Sebagai informasi, pemasukan dari penjualan aspal masih menjadi kontributor terbesar pendapatan Agro Yasa Lestari. Sepanjang tujuh bulan pertama 2019, lini bisnis tersebut menyumbang  42,81% total pendapatan AYLS yang sebesar Rp 27,11 miliar. Lalu, diimbangi pendapatan dari lini bisnis geosintetik sebesar 42,44% dan bungkil kedelai/soya beans meal sebesar 14,75%.

Untuk produk-produk geosintetik, Agro Yasa Lestari mengimpornya dari China dan Korea. Misalnya, dari Daehyun PTE Ltd, Feicheng Lianyi Ltd, dan Taian Topsun Ltd. Di samping itu, AYLS juga mendapatkan geosintetik dari penjualan lokal.

Baca Juga: Resmi melantai, ini target Agro Yasa Lestari (AYLS) ke depan

Produk yang digunakan untuk menunjang proyek-proyek konstruksi tersebut juga dijual ke kontraktor BUMN dan swasta. Perusahaan yang berdiri pada 2010 ini juga menyediakan layanan pemasangan produk-produk geosintetik tersebut.

Sementara itu, untuk perdagangan bahan makanan dan hasil pertanian, Agro Yasa Lestari menjual bahan baku pakan yang dibeli dari lokal untuk dijual kepada pembeli swasta, seperti PT Nestle Indonesia. Ke depannya, AYLS akan meningkatkan kapasitas agar bisa menambah permintaan yang ada di pasar.

Untuk mengembangkan ketiga lini bisnisnya, AYLS mencari pendanaan dari pasar modal melalui mekanisme initial public offering (IPO). Dari penawaran saham perdana ini, AYLS mengantongi dana segar Rp 25,8 miliar.

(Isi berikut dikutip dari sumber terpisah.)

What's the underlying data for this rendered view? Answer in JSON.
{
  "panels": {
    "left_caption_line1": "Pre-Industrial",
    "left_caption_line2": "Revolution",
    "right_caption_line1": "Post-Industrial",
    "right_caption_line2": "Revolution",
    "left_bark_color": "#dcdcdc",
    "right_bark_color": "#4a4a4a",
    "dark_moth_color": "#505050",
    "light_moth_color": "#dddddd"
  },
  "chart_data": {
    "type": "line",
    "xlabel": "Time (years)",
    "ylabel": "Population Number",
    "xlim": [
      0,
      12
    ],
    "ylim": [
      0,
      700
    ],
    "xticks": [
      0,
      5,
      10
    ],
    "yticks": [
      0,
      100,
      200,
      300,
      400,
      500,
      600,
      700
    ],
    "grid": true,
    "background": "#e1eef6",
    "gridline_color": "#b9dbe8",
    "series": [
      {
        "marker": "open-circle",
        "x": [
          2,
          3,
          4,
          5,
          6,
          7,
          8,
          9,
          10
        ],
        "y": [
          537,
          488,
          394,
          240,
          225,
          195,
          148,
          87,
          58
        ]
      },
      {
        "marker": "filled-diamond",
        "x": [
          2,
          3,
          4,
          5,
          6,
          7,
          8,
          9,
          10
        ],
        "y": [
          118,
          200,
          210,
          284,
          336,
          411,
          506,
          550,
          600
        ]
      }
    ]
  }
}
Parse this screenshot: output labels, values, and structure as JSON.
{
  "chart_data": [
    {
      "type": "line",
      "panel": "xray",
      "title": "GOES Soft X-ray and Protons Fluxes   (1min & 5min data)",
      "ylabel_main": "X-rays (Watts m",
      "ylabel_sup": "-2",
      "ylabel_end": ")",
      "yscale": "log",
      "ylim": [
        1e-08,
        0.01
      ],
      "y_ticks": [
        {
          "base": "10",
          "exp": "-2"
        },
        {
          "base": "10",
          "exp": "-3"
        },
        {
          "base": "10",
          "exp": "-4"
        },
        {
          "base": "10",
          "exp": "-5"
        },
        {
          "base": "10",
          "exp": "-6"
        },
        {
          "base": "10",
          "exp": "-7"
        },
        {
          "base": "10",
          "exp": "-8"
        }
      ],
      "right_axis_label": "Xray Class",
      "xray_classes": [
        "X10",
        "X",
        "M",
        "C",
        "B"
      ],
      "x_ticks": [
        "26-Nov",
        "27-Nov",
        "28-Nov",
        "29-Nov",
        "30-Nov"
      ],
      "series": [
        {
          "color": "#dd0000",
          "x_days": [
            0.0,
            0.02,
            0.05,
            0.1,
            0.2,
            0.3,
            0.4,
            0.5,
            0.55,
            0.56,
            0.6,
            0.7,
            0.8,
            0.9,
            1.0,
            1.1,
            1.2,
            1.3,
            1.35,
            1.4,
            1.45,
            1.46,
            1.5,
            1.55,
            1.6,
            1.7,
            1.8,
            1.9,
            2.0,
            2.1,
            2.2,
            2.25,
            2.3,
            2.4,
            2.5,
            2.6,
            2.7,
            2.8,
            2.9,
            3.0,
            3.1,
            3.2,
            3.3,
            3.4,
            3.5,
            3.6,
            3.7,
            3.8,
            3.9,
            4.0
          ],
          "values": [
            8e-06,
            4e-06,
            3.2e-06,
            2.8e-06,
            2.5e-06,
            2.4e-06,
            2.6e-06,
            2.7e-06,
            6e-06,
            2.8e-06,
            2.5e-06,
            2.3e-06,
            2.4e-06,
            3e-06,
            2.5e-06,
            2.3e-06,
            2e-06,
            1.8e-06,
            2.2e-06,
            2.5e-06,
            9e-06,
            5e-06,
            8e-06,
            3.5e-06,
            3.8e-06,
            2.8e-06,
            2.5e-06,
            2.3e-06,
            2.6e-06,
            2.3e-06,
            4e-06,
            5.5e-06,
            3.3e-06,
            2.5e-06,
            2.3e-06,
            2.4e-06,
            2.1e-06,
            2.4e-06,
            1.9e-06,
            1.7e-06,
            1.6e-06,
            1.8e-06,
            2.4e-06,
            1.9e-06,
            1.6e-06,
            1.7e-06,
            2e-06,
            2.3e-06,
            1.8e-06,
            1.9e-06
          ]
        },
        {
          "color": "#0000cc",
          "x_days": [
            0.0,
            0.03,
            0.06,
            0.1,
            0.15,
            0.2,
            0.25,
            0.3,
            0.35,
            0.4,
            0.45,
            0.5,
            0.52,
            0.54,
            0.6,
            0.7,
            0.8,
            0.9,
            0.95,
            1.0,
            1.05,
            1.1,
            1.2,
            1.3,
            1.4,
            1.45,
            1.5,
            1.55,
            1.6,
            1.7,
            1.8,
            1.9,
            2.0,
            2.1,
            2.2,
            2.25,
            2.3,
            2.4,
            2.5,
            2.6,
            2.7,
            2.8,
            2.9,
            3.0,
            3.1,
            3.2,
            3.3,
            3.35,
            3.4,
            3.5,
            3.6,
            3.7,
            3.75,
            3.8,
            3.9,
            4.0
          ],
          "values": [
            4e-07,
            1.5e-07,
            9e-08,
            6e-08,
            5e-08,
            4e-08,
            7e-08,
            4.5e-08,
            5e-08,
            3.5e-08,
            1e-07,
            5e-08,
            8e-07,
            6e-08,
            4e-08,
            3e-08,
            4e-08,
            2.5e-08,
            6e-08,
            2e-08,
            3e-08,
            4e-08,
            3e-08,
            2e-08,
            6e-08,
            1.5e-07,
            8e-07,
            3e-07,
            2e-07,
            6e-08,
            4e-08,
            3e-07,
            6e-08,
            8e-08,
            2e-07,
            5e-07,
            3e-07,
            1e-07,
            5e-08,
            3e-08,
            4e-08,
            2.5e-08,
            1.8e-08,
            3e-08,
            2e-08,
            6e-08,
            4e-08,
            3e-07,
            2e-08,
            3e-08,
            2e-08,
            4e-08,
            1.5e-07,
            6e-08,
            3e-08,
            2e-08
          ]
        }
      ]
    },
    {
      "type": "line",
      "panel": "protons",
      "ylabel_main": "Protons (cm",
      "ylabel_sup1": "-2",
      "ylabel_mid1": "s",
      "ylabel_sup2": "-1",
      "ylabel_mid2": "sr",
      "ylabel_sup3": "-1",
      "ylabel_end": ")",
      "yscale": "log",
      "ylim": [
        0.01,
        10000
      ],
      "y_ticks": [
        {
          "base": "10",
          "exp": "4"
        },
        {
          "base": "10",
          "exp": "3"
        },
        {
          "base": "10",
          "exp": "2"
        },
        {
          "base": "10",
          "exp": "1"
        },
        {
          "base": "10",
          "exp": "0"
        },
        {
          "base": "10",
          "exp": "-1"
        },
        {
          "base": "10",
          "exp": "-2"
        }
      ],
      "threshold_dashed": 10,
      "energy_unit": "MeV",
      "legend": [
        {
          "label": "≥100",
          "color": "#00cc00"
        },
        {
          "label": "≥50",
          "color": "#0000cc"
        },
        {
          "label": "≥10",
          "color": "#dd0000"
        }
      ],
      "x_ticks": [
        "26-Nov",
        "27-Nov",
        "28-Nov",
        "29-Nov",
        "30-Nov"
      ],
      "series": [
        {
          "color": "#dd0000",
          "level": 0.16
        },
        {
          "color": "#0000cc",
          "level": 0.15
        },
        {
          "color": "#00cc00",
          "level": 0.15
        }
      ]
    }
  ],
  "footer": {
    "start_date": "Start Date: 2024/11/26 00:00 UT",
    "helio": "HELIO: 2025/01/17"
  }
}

AYLS melepas 258,7 juta saham dengan harga Rp 100 per saham dan resmi tercatat di BEI pada Rabu (12/2).

Baca Juga: Perdana diperdagangkan, saham Agro Yasa Lestari (AYLS) langsung kena auto reject atas

Berdasarkan prospektus IPO, sekitar 83,28% dana segar tersebut digunakan untuk kebutuhan modal kerja perusahaan, sedangkan sisanya untuk membayar sebagian utang kepada PT Bank Danamon Indonesia Unit Usaha Syariah. Kebutuhan modal kerja tersebut adalah berupa pembelian barang-barang untuk kebutuhan proyek-proyek infrastruktur yang tengah AYLS jalankan, seperti proyek Trans Sumatra.

Pada 2020, AYLS juga mengalokasikan belanja modal atau capital expenditure (capex) sebesar Rp 60 miliar. Akam mengatakan, capex ini mayoritas akan dialokasikan untuk pembelian barang-barang untuk keperluan suplai Agro Yasa Lestari.